Obama's Next $2 Billion For Energy Efficiency: How To Take The Money And Run
It's all about the money.
I don't care how you slice it — when it comes to investing, personal politics are irrelevant.
This has long been how I've approached wealth creation, and it works quite well. Even as I denounced the continued reliance on outdated and economically inferior energy and transportation systems (i.e. the internal combustion engine and tar sands production), I make no apologies for profiting from new opportunities in fossil fuels.
My gains in shale over the past few years alone are reason enough to stick to this strategy.
Of course, when I'm given the opportunity to profit from new developments in cleaner energy, well, that just puts another smile on my face.
And last week, I was grinning like the Cheshire cat. You should be, too.
While I'm no cheerleader for the Obama administration, I'd be lying if I said some of his policies haven't made me rich. From his early initiatives in renewable energy to the tragedy that is Obamacare, if you're ever looking for an easy way to make some cash, just follow the trail of lucre from K Street to the White House.
What can I say? It's easy pickings!
Now last Friday, President Obama announced a new series of commitments and executive actions he plans to use to advance solar deployment and energy efficiency measures. The PR alone reads like a crib sheet for energy investors.
You see, one section in the follow-up press release instantly caught my attention. Essentially, it looks like a loose mission statement for a company that's already been landing fat government contracts for energy efficiency and renewable energy initiatives.

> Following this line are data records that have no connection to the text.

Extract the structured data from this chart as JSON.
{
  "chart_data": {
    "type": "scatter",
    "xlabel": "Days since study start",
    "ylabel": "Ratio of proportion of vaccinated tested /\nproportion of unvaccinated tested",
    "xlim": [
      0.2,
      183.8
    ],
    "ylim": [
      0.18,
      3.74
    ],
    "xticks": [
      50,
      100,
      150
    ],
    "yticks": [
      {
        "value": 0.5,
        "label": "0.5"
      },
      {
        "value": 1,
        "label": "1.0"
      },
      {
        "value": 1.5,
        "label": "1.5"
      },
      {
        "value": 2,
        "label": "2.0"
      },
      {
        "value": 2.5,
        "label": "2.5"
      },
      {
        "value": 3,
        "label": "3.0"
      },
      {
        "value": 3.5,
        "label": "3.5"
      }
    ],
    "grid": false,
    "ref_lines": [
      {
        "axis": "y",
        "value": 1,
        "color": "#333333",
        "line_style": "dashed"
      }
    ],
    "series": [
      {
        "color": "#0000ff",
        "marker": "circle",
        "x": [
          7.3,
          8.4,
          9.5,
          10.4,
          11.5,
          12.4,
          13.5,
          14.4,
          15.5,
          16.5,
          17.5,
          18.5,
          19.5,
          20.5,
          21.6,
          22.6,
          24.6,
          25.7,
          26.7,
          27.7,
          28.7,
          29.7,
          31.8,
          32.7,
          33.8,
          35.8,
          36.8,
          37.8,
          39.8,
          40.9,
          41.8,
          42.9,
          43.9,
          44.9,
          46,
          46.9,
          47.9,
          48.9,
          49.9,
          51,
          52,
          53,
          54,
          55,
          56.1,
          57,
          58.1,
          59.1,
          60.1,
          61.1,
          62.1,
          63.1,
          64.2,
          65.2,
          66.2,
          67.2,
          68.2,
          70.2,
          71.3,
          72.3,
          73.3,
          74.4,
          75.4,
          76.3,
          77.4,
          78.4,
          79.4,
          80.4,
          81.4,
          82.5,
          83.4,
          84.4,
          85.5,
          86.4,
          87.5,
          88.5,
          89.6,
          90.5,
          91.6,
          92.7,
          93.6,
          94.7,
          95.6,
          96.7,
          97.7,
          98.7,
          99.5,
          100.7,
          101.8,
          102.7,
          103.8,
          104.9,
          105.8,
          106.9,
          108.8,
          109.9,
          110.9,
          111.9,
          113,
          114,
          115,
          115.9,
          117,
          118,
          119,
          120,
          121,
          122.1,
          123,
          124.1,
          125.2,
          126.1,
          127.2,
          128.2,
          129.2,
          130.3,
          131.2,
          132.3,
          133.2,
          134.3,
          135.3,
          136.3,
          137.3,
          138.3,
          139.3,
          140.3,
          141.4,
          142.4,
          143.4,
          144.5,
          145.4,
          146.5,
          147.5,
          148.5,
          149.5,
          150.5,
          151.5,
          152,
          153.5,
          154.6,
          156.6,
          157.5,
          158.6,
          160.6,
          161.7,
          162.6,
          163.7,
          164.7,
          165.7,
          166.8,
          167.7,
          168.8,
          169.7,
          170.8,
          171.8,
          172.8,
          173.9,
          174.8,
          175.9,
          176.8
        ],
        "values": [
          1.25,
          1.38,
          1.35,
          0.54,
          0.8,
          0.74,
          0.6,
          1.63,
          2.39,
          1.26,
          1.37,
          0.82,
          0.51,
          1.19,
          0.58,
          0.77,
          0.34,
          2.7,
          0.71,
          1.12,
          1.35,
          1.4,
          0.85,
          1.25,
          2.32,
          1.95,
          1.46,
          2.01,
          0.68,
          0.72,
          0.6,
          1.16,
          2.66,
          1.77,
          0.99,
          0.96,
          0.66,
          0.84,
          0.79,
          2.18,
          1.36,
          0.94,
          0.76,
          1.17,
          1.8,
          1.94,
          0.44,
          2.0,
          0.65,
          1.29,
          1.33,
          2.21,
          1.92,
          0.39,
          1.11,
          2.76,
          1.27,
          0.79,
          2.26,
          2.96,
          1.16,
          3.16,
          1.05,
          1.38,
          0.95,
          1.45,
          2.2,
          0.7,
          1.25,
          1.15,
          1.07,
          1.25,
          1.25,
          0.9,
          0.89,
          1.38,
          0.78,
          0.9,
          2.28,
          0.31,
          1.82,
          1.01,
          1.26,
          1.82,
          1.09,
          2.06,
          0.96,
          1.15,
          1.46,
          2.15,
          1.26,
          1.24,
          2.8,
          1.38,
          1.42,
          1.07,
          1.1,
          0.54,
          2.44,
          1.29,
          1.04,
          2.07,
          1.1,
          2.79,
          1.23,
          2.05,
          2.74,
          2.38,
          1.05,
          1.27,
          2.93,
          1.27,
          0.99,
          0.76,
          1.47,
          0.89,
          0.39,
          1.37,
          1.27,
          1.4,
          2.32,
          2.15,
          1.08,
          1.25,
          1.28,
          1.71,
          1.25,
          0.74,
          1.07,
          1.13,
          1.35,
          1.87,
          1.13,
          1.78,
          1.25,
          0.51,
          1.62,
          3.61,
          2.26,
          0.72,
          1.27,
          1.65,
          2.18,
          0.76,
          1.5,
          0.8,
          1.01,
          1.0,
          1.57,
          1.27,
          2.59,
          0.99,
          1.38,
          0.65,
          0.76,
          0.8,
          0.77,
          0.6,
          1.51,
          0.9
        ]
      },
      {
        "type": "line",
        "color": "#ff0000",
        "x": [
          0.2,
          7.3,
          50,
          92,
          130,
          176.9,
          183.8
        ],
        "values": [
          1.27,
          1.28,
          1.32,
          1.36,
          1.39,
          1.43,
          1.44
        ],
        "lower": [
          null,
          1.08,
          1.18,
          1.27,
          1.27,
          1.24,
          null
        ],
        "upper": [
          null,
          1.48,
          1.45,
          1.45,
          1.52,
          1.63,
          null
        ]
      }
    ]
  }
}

I'll tell you the name of the company in just a moment. But first, let me share with you the section to which I'm referring.
Follow the Money
Here it is:
Drive $2 Billion in Energy Efficiency Investments for Federal Buildings: Today, President Obama is announcing an additional $2 billion goal in federal energy efficiency upgrades to Federal buildings over the next 3 years... The $2 billion investment announced today extends and expands the President’s commitment to energy upgrades of Federal buildings using long-term energy savings to pay for up-front costs, at no net cost to taxpayers. Federal agencies have already committed to a pipeline of nearly $2.7 billion in projects.
Folks, last year I told you that the Obama administration was setting the stage for this kind of thing. Heck, it was in October of 2013 when I commented on the new Energy Secretary's first speech, which included the following statement:
Efficiency is going to be a big focus going forward. I just don't see the solutions to our biggest energy and environmental challenges without a very big demand-side response. That's why it's important to move this way up in our priorities.
Then, in December of 2013, the President ordered the federal government to get 20% of its energy from renewables by 2020. To put that in perspective, the federal government owns and occupies about 500,000 buildings.
There's no doubt this initiative has long been in the making. And last week, we got further confirmation after we learned that another $2 billion has been earmarked for this. I suspect some of this is going to trickle down to Hannon Armstrong Sustainable Capital (NYSE: HASI)
Lucrative Deals Coming
I first told you about Hannon Armstrong last year in my 2014 Alternative Energy Stock Predictions piece. In it, I wrote...
Hannon Armstrong is basically a specialty finance outfit that offers debt and equity financing for modern energy and sustainable infrastructure projects. The company has actually been around for more than 30 years, and since 2000 has provided or arranged nearly $4 billion of financing.
HASI focuses primarily on infrastructure projects that have high credit quality obligors, fully contracted revenue streams, and of course, inherent economic value. Some of these obligors include U.S., federal, state and local governments, high credit quality institutions and utilities.
The company is actually the leading provider of financing for energy efficiency projects for the government.
Hannon Armstrong released Q1 earnings on Monday. Results were pretty much in line with estimates, although the company's pipeline of projects in the second half was impressive enough to placate investors looking for bigger numbers. The stock continued to charge along nicely.
While HASI is not immune to broader market moves, I remain convinced that increased spending on the federal level will result in some very lucrative deals for this financing firm.